Le Conseil d’Etat a donné, mardi 2 février, un avis favorable à la prolongation de l’état d’urgence jusqu’au 26 mai - le texte n’apporte pas d’éléments nouveaux quant à la nécessité de maintenir ce régime d’exception, les liens entre terrorisme intérieur et dirigé depuis l’étranger « n’ont rien perdu de leur intensité » et pour la juridiction administrative, « les précautions prévues contre d’éventuels excès dans l’emploi de ces mesures, ainsi que leur contrôle juridictionnel, se sont révélés effectifs ».

L’intérêt est ailleurs : le gouvernement s’est engagé à ne pas prolonger automatiquement les assignations à résidence, qui ne pourront être reprises « qu’après un nouvel examen particulier ». Matignon entend par ailleurs « réduire très substantiellement le nombre de mesures restrictives de liberté ».

« L’état d’urgence est par nature temporaire »

C’est le principal enseignement de cet avis du Conseil d’État : l’état d’urgence est légitime, mais il n’est pas question qu’il soit permanent. « L’état d’urgence reste « un état de crise », relèvent les conseillers du Palais royal, qui est par nature temporaire. Ses renouvellements ne sauraient pare conséquent se succéder indéfiniment ».

Le Conseil relève un peu vaguement que le gouvernement doit trouver « des instruments pérennes », juge le projet de loi antiterroriste bien adapté pour se faire, et avance quelques vœux pieux, comme « une bonne coopération » de la police et de la justice, et un effort commun de « l’ensemble des politiques publiques dans les domaines du renseignement, de la sécurité publique, de la défense, de l’éducation, de l’intégration et de la coopération internationale »…

Le message important tient en une ligne : « il convient donc que le gouvernement prépare dès maintenant la fin de l’état d’urgence ».

AVIS SUR UN PROJET DE LOI
"prorogeant l’application de la loi n° 55-385 du 3 avril 1955 relative à l’état d’urgence"

1. Le Conseil d’Etat a été saisi le 26 janvier 2016 d’un projet de loi prorogeant, pour une nouvelle période de trois mois, l’état d’urgence déclaré par les décrets n° 2015-1475 du 14 novembre 2015 et n° 2015-1493 du 18 novembre 2015 et déjà prorogé par la loi n° 2015-1501 du 20 novembre 2015.

Cette nouvelle prorogation s’achèverait le 26 mai 2016.

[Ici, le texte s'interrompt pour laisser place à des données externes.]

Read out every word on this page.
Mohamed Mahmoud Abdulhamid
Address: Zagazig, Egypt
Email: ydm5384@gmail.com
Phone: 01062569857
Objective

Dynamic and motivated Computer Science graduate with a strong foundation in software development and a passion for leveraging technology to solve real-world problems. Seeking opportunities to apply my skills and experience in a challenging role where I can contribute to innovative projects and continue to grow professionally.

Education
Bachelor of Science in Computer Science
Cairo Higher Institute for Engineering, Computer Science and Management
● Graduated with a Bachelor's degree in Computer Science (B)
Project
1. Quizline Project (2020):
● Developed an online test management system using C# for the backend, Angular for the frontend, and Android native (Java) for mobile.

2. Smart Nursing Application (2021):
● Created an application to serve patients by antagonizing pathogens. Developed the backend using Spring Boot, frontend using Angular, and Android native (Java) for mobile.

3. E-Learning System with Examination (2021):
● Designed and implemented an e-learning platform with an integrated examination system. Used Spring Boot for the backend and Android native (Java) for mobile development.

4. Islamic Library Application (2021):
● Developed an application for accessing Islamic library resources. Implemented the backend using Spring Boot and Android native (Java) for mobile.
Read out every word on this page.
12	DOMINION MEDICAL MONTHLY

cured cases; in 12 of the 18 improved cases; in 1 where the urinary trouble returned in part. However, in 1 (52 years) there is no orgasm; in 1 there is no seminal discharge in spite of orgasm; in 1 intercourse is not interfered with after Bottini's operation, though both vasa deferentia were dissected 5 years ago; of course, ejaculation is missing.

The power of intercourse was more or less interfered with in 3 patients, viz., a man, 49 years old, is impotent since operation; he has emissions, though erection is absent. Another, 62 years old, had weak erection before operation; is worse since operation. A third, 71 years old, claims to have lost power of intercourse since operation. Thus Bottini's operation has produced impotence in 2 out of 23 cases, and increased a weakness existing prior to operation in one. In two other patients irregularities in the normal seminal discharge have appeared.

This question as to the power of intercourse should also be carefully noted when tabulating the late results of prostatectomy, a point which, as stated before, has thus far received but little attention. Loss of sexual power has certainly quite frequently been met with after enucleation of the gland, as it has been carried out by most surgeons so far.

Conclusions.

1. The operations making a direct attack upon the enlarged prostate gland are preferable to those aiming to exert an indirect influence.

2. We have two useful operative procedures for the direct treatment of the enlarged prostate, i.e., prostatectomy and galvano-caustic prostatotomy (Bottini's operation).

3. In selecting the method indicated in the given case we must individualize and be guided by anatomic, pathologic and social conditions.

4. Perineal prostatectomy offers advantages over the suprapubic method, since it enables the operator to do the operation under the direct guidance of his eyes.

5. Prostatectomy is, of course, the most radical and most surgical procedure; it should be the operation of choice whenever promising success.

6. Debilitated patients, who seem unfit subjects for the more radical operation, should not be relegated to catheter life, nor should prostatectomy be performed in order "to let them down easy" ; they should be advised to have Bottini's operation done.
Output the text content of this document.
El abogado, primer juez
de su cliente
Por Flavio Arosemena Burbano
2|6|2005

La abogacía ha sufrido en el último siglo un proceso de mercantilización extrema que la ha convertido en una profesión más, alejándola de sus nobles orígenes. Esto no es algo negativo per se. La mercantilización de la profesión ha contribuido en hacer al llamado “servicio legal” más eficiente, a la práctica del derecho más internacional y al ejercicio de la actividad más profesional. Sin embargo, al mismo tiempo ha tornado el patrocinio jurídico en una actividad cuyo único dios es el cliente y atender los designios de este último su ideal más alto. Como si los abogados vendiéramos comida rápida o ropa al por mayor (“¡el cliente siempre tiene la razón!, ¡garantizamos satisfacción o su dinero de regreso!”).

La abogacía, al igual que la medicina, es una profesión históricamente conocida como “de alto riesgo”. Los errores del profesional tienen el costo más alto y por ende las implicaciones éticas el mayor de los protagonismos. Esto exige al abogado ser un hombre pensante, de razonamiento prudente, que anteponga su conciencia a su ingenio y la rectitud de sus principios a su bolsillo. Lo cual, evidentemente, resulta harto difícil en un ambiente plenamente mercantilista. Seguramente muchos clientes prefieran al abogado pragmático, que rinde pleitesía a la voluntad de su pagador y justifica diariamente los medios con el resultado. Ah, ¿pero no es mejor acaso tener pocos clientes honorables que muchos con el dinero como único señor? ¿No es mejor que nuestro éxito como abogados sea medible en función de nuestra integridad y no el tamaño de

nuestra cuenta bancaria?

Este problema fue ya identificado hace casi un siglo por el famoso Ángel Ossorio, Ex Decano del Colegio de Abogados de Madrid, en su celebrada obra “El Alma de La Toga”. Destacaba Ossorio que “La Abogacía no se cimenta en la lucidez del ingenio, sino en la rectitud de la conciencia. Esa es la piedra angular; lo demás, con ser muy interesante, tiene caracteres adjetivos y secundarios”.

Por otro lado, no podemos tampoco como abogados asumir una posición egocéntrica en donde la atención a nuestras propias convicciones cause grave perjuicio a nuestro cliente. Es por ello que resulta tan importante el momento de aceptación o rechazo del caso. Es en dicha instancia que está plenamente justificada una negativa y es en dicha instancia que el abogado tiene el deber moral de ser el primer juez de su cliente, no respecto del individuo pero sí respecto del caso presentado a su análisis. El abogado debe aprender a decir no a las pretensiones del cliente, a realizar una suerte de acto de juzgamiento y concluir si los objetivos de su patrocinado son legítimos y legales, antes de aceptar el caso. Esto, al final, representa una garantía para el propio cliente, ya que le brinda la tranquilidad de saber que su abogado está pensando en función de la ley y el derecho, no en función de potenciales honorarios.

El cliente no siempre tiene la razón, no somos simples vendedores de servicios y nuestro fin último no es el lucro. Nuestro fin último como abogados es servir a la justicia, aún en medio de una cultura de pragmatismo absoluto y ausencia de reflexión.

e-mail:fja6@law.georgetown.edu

2. Il a reconnu que cette nouvelle prorogation était justifiée par la persistance d’ « un péril imminent résultant d’atteintes graves à l’ordre public », selon les termes de l’article 1er de la loi n° 55-385 du 3 avril 1955 relative à l’état d’urgence, dès lors :

 que les liens entre le terrorisme intérieur et le terrorisme dirigé depuis l’étranger contre la France n’ont rien perdu de leur intensité ;

 qu’en particulier, un nombre important de ressortissants français sont présents en zone irako-syrienne aux côtés de groupes terroristes et sont susceptibles de revenir en France à tout moment pour y accomplir des actions violentes ;

 que des actions terroristes de moindre ampleur qu’avant l’instauration de l’état d’urgence, mais pareillement inspirées, continuent de se produire sur le sol national, illustrant la persistance de la menace.

3. L’expérience acquise depuis le 14 novembre a confirmé la nécessité des mesures prises au titre de l’état d’urgence tant pour prévenir les attentats que pour désorganiser les filières terroristes, leur armement et leur financement, notamment dans le cadre des saisies et procédures judiciaires.

4. Le Conseil d’Etat a constaté que les précautions prévues contre d’éventuels excès dans l’emploi de ces mesures, ainsi que leur contrôle juridictionnel, se sont révélés effectifs.
En particulier, le juge de l’excès de pouvoir s’assure que ces mesures sont adaptées, nécessaires et proportionnées à leur finalité (CC n° 2015-527 QPC du 22 décembre 2015, cons. 11). Pour sa part, la procédure du référé-liberté permet, dans des délais très brefs, un débat oral et contradictoire devant un juge qui dispose, vis-à-vis de l’administration, de larges pouvoirs de suspension et d’injonction. Au terme de cette procédure, un nombre significatif de mesures prises dans le cadre de l’état d’urgence ont ainsi été suspendues, modifiées ou abrogées.